Lookup table in global memory Can I coallesce accesses?

Hey guys

I have an interested problem… in global memory I store a precalculated table of integers. The table is made such that table’s accesses return indexes to future accesses, in an iterative manner:

int table;

int curr_idx = threadIdx.x;

int next_idx = table[curr_idx];

// which i can then use as:

int new_next_idx = table[next_idx];


The table is rather large, so it needs to sit in global memory. Table values are essentially random, and it takes 50 clock cycles to generate each entry of the table.

Now, I’d like to somehow use this table in a CUDA kernel, but due to the 600 cycle access latency for global memory it would be more efficient to recalculate these values for each thread unless I can coallesce access. However due to the semirandom nature of the table accesses I don’t think i can do this.

Any thoughts?

I don’t think you will be able to coalesce access. Especially being so easy to compute, I think you are right, that recalculating will be much better.
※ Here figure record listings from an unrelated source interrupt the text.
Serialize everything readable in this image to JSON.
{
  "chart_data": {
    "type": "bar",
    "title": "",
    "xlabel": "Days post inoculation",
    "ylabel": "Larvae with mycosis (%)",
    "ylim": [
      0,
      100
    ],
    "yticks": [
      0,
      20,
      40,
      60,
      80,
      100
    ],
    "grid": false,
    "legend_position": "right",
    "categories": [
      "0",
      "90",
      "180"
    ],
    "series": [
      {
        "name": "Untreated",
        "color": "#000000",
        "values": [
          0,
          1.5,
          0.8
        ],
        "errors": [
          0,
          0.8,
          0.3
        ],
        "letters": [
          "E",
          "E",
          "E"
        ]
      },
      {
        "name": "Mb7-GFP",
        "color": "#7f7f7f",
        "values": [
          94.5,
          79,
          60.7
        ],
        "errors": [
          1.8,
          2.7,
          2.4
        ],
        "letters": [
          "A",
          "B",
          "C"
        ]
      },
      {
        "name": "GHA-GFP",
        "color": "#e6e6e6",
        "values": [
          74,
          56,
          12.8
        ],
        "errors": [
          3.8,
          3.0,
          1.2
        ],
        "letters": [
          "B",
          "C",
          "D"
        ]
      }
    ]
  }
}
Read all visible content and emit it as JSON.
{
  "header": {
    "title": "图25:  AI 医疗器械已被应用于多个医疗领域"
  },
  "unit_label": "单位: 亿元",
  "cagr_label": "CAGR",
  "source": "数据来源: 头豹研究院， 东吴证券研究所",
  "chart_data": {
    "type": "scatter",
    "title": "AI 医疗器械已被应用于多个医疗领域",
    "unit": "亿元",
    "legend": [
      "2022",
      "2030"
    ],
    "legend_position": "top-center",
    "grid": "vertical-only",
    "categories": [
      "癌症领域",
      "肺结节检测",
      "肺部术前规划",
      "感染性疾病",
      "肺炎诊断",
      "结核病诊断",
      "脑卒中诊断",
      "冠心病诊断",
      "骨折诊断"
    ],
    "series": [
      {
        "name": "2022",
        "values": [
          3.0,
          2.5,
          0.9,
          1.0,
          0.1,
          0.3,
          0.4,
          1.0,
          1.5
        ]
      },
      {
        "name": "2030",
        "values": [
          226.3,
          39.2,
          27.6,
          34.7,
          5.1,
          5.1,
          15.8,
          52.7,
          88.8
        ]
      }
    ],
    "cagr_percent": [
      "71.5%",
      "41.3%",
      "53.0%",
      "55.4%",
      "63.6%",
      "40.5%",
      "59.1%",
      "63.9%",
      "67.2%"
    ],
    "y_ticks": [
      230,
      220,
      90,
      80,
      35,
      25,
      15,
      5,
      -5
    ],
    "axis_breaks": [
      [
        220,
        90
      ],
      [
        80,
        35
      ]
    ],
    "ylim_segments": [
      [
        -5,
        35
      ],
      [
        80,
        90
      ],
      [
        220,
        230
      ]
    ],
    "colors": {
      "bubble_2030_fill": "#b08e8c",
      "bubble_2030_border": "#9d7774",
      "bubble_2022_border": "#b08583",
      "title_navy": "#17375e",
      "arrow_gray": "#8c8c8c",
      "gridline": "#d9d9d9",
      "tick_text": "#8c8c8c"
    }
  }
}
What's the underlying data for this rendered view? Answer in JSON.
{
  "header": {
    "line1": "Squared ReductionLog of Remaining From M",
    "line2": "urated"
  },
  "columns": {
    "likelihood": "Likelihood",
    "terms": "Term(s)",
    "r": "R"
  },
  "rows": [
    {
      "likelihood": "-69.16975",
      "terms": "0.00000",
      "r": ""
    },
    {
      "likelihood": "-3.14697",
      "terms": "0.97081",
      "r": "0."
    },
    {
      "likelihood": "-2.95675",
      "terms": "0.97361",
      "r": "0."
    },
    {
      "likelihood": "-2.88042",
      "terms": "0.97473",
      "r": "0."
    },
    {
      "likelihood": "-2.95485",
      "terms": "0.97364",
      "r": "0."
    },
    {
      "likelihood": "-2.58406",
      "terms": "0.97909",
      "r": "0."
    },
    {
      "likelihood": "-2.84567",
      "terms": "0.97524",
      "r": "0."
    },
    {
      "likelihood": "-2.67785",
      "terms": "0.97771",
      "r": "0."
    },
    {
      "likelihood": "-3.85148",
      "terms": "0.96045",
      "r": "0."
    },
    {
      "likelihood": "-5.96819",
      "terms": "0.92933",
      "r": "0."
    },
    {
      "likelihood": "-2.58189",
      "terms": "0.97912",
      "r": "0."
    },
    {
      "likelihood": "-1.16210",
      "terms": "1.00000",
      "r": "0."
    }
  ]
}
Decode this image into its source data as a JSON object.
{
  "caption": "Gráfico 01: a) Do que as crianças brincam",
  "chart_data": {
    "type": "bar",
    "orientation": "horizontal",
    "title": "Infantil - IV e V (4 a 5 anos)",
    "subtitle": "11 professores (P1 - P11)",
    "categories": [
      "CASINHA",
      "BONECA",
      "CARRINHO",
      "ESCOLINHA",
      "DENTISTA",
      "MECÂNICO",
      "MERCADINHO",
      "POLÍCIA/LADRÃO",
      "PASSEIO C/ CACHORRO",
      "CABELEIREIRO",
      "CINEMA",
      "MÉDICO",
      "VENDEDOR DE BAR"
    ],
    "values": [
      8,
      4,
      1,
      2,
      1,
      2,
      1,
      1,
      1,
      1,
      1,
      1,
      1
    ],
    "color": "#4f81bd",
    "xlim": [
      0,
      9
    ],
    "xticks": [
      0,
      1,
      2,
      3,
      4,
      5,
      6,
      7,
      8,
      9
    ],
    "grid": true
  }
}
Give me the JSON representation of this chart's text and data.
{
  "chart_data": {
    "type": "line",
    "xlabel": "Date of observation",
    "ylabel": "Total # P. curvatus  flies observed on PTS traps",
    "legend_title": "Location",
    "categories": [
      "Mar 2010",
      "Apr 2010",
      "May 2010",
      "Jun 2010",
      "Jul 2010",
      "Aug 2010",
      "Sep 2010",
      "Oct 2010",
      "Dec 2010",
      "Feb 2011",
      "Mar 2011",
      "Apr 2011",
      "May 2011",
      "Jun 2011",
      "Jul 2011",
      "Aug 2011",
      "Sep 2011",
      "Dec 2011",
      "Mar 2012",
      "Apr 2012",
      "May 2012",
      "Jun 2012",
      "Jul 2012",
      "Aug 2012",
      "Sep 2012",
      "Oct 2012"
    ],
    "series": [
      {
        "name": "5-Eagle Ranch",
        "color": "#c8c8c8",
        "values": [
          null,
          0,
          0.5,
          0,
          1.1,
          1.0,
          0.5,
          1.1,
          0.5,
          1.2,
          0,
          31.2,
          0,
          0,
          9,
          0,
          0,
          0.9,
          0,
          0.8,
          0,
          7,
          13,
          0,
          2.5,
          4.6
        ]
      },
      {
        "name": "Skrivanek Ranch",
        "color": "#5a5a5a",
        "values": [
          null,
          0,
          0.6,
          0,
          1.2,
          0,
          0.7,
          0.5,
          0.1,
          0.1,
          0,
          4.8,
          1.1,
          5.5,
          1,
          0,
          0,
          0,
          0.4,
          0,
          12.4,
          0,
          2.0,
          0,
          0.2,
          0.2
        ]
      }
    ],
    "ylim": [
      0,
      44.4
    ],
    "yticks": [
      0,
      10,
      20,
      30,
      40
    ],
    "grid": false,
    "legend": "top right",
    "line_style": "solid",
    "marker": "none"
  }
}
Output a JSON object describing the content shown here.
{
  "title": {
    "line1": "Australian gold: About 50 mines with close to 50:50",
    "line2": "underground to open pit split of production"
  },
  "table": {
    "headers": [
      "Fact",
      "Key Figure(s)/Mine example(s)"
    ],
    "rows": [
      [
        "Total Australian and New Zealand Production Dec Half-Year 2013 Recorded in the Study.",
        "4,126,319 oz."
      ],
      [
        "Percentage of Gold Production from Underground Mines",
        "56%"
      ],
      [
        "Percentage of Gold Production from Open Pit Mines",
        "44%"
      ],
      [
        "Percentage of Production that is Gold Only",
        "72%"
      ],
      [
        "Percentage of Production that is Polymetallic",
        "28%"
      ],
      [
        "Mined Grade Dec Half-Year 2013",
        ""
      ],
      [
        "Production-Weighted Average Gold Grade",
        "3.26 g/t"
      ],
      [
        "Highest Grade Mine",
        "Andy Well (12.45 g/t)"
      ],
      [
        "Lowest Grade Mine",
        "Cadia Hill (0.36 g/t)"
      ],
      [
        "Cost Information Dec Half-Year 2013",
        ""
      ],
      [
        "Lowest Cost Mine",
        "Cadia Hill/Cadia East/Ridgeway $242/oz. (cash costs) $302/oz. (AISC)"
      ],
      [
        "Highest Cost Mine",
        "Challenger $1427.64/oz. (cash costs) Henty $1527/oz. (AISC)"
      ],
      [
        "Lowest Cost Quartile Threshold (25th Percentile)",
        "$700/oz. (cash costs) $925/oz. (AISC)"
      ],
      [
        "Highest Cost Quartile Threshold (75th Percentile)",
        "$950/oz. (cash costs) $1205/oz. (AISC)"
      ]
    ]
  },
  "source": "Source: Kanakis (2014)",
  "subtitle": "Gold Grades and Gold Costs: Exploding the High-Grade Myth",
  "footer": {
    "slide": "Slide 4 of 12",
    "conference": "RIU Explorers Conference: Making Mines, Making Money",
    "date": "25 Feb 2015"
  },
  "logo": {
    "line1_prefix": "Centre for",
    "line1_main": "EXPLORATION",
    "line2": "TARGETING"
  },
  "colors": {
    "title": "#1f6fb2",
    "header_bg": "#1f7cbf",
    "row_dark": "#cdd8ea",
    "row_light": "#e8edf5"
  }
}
Unless there is some way you can squeeze it into shared memory.

If you’re lucky, you could benefit from texture caching.

I have the same problem. However in may case it showed to be better to recompute the indices. Even though that meant first to deconvolute the index of the current element which made my register usage explode. But now I can saturate my bandwidth with data to be computed on instead of indices.